Designado por el gobierno de Javier Milei en 2024, Muzio, abogado franco-argentino, ha enfrentado cuestionamientos sobre la eliminación de placas en homenaje a los desaparecidos de la última dictadura, la expulsión de residentes y el alquiler de espacios para eventos asociados a sectores de extrema derecha.
Las declaraciones de Muzio fueron realizadas a un medio conservador francés y se hicieron públicas tras una solicitud del Ayuntamiento de París a la Cancillería francesa para investigar su gestión al frente de la institución.
‘Quiero liberar este lugar de las garras de la extrema izquierda y de la ideología woke’, afirmó Muzio, quien agregó: ‘Quiero que este lugar vuelva a ser lo que fue originalmente: una institución que reciba a estudiantes que vienen a estudiar y que promueva a la Argentina, sobre todo en el ámbito cultural’.
El término ‘woke’ es frecuentemente utilizado por sectores conservadores como un término despectivo para criticar políticas progresistas.
La Casa Argentina, que Muzio dirige desde 2024, está ubicada en la Cité Internationale Universitaire de París, un campus que acoge anualmente a aproximadamente 12.000 estudiantes, investigadores y artistas de 150 nacionalidades. Esta residencia fue inaugurada en 1928 y depende directamente del Ministerio de Capital Humano argentino, manteniendo autonomía respecto de las autoridades de la Cité Universitaire.
Desde su llegada, la gestión de Muzio ha enfrentado diversas críticas. Uno de los episodios más controversiales ocurrió a principios de este año, cuando se retiraron, durante unas obras de remodelación, dos placas en memoria de las víctimas de la última dictadura argentina.
Esta decisión provocó el rechazo de residentes y organizaciones de derechos humanos, mientras que un grupo de escritores, intelectuales y académicos reclamó la restitución de las placas. Muzio también explicó su negativa a firmar la Carta de Valores de la Cité Universitaire, que establece principios de igualdad y no discriminación, entre otros, por género y orientación sexual. ‘Simplemente sigo la línea del gobierno argentino, que reconoce la existencia de dos sexos: masculino y femenino’, defendió.
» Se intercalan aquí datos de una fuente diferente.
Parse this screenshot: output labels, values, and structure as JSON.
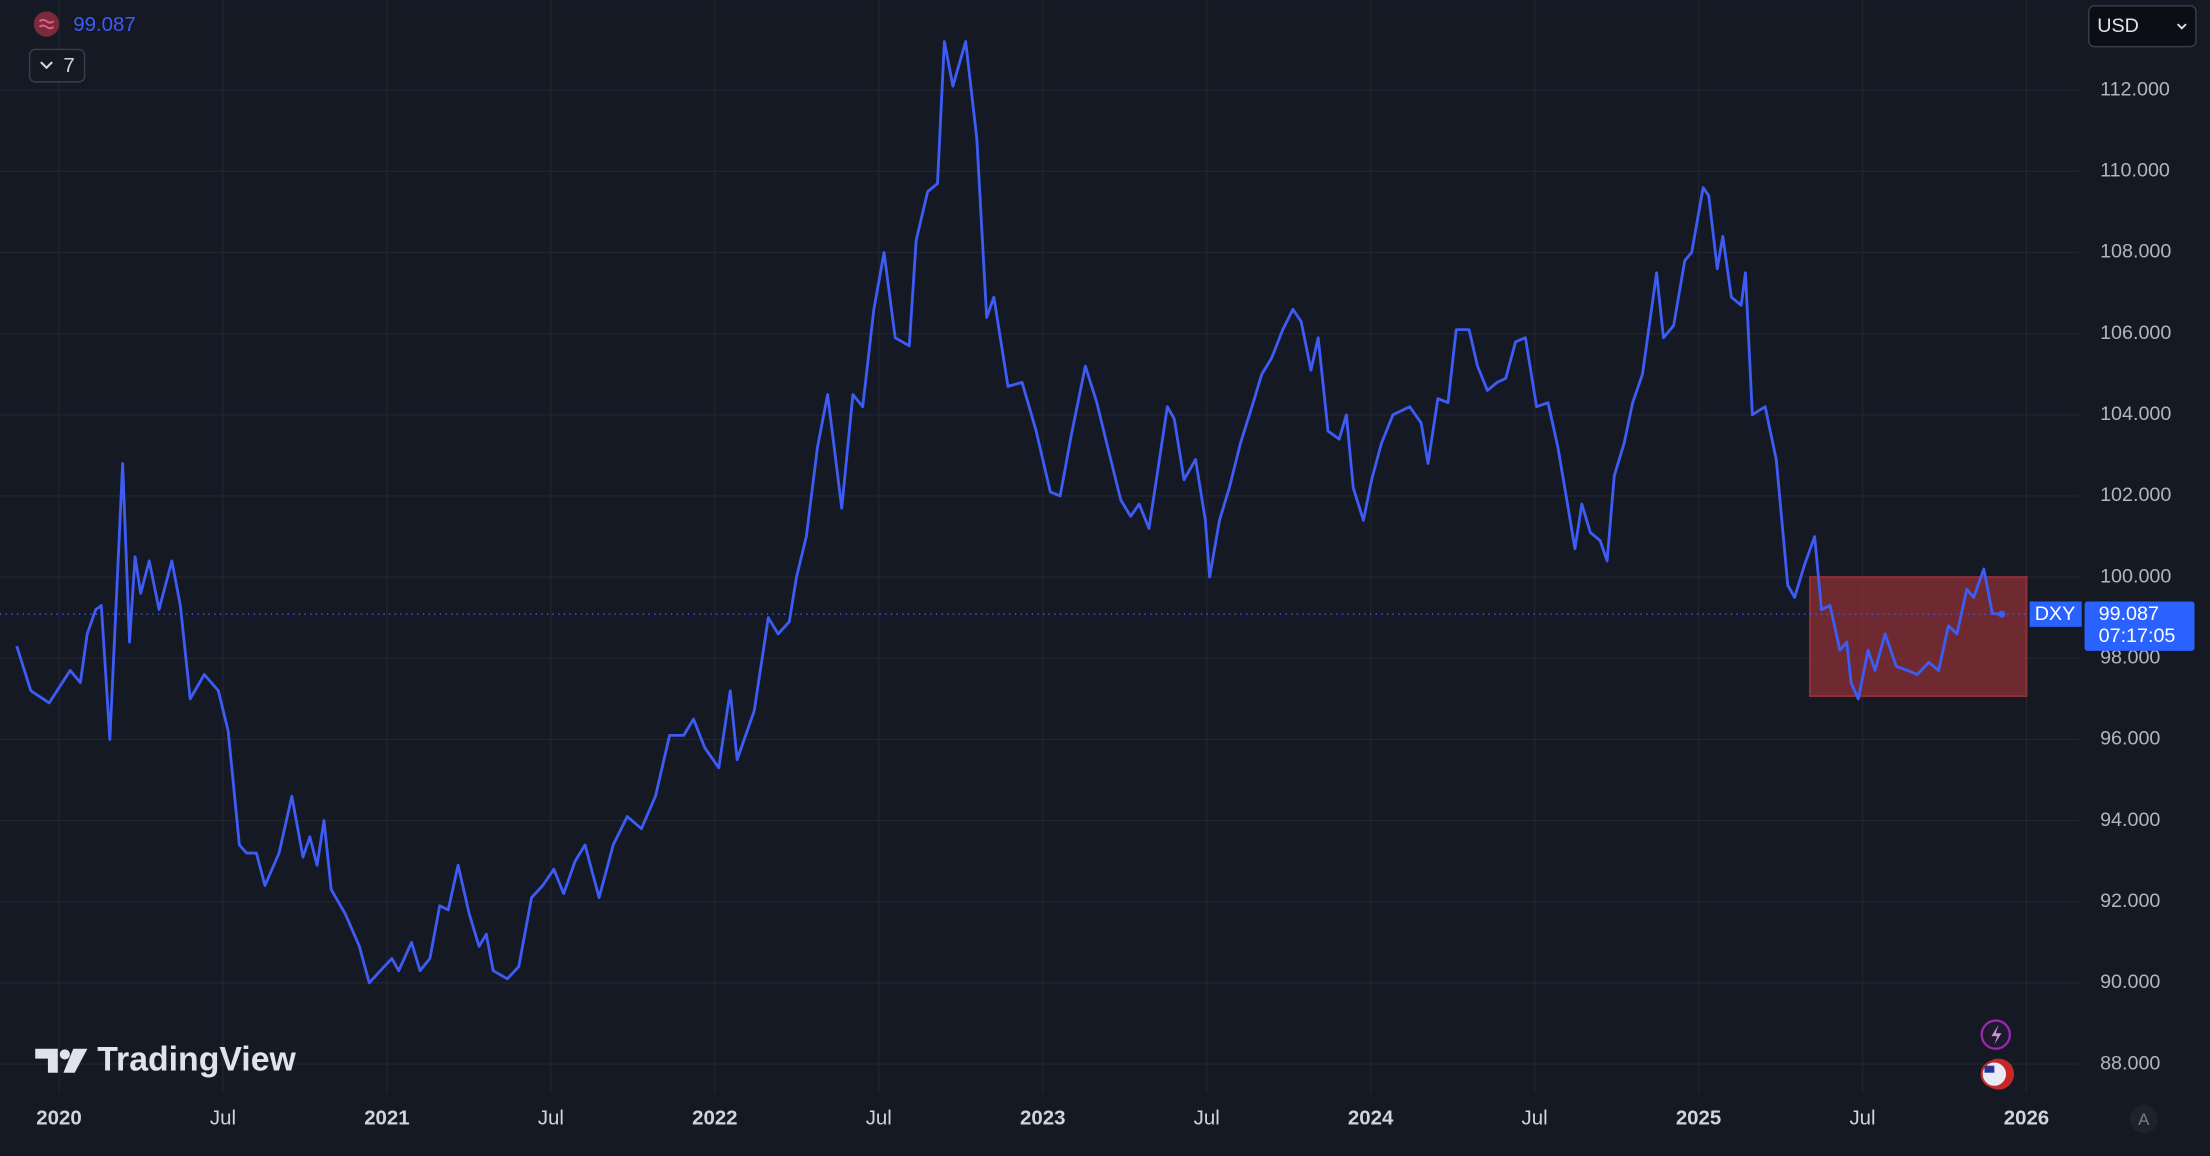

La Carta de Valores, disponible en el sitio web de la Cité Universitaire, promueve ‘la igualdad y la no discriminación’ por motivos ‘de género, de orientación sexual’.
En cuanto a los cuestionamientos sobre la situación actual de la residencia, Muzio aseguró que, al asumir, encontró serios problemas de infraestructura. ‘A nuestra llegada, las instalaciones estaban en tan mal estado que tuvimos que contratar a un agente judicial para documentar la situación’, señaló. Entre los problemas mencionó deficiencias en la seguridad contra incendios, pérdidas de agua y fallas en el sistema de calefacción.
Respecto a las reuniones con sectores de extrema derecha, Muzio defendió el alquiler de espacios, argumentando que es parte de su objetivo de ordenar las finanzas de la institución. ‘Hemos llevado a cabo un reorganizamiento drástico de las finanzas’, indicó, mencionando que el alquiler de los espacios de recepción ha sido una medida para recuperar el equilibrio financiero. También enfatizó su intención de restaurar el prestigio de la institución, asegurando que ha restablecido el orden y la disciplina para beneficiar el descanso y la seguridad de todos los estudiantes.
Sobre las críticas que ha recibido, Muzio las atribuyó a ‘una minoría de activistas’ que, según él, ‘intenta imponer su voluntad a costa de un pueblo que históricamente ha elegido la libertad’. ‘Agradezco al Presidente su confianza y determinación. Mi lealtad hacia él es inquebrantable’, concluyó.
La controversia ha llegado también a las autoridades francesas. El 30 de julio, el Ayuntamiento de París requirió una ‘investigación’ sobre su gestión al canciller francés, quien ha indicado que se están manteniendo ‘conversaciones en curso’ con las autoridades argentinas. Estas declaraciones de Muzio surgen en vísperas de la visita de Milei a París a finales de septiembre, en el marco de la próxima Argentina Week.